Chapter 4

Dari jauh dia sudah menduganya, kemacetan datang dalam satu jam pertama perjalanan dan membuat Nash menggeram seperti kucing pemarah. Bahkan dengan seluruh kaca mobil yang dinaikkan tak cukup membuat senyap suara klakson di sekeliling, terutama di belakangnya. Ingin dia benar-benar memaki pengendara tak sabar itu kecuali ada anak ketakutan yang duduk bersamanya.

Remaja itu masih diam; lebih banyak tak berbicara. Tak melakukan apapun kecuali membuat senyuman yang agak dipaksa saat dirinya dan Nash tanpa sengaja saling bertatapan. Suasananya benar-benar canggung, Nash merasa seperti serigala baik hati dan anak tersebut adalah kelinci yang berpikir dirinya akan diterkam beberapa jam lagi. Kelinci yang entah bagaimana terbangun di sebuah bus kota.

Tangannya berpindah ke pemutar radio, berpikir mungkin sebuah musik akan menenangkan mereka berdua. Remaja itu melepaskan sepatu, dan menaikkan kaki ke atas kursi agar dapat memeluknya sekaligus membenamkan wajahnya di sana.

Nash berdehem, lalu bertanya. "Jadi ... bagaimana perasaanmu sekarang?"

Dia tidak langsung menjawab, tetapi terdiam cukup lama hingga mobil bisa bergerak sedikit. "Kurasa sudah lebih baik."
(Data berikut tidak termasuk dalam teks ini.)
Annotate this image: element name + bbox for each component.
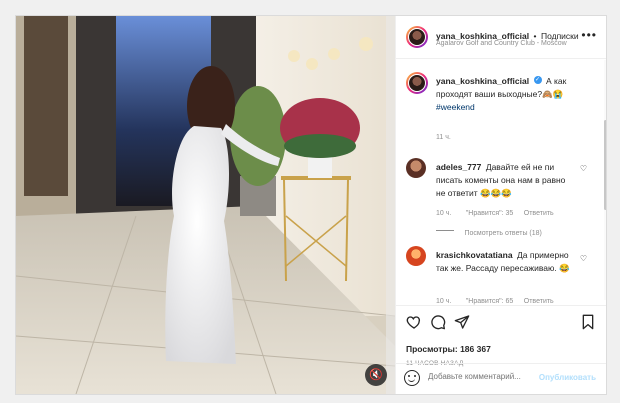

Terdengar helaan napas yang sangat panjang sebelum remaja itu melanjutkan, "aku masih tidak menyangka bisa lupa ingatan dan terbangun entah di mana."

"Kau akan mengingat sesuatu tidak lama lagi. Aku mungkin bukan ahlinya, tetapi Crane mengatakan perasaan panik dapat membuatmu melupakan sesuatu."

"Termasuk melupakan namamu sendiri?"

"Mungkin. Terkadang kita tidak bisa mengerti tubuh kita sendiri. Tapi aku yakin, ingatanmu akan kembali cepat atau lambat."

"Tapi bagaimana kalau aku tidak pernah bisa mengingatnya?" Remaja itu mulai terdengar putus asa.

Nash menoleh, sudut bibirnya naik dengan hangat. Dia memanggil remaja itu, memastikan agar dapat melihatnya tersenyum. "Kalau begitu, buatlah ingatan yang baru."

Remaja itu tak membalasnya, melainkan buru-buru membenamkan kembali wajahnya, tetapi kemudian dia bergumam, "aku pasti akan mengingatmu, Nash."

Nash tidak benar-benar bisa mendengarnya, kecuali mengetahui namanya disebutkan.

Mereka akhirnya melewati lalu lintas dua jam kemudian. Meski begitu Malibu milik Orbit akan kehabisan bahan bakar. Bahkan masih jauh sebelum mereka bisa mencapai Washington. Nash menuju ke pom bensin tanpa mengatakan apapun, tetapi saat mengisi tangki dia bertanya pada remaja itu. "Nak, kau lapar?"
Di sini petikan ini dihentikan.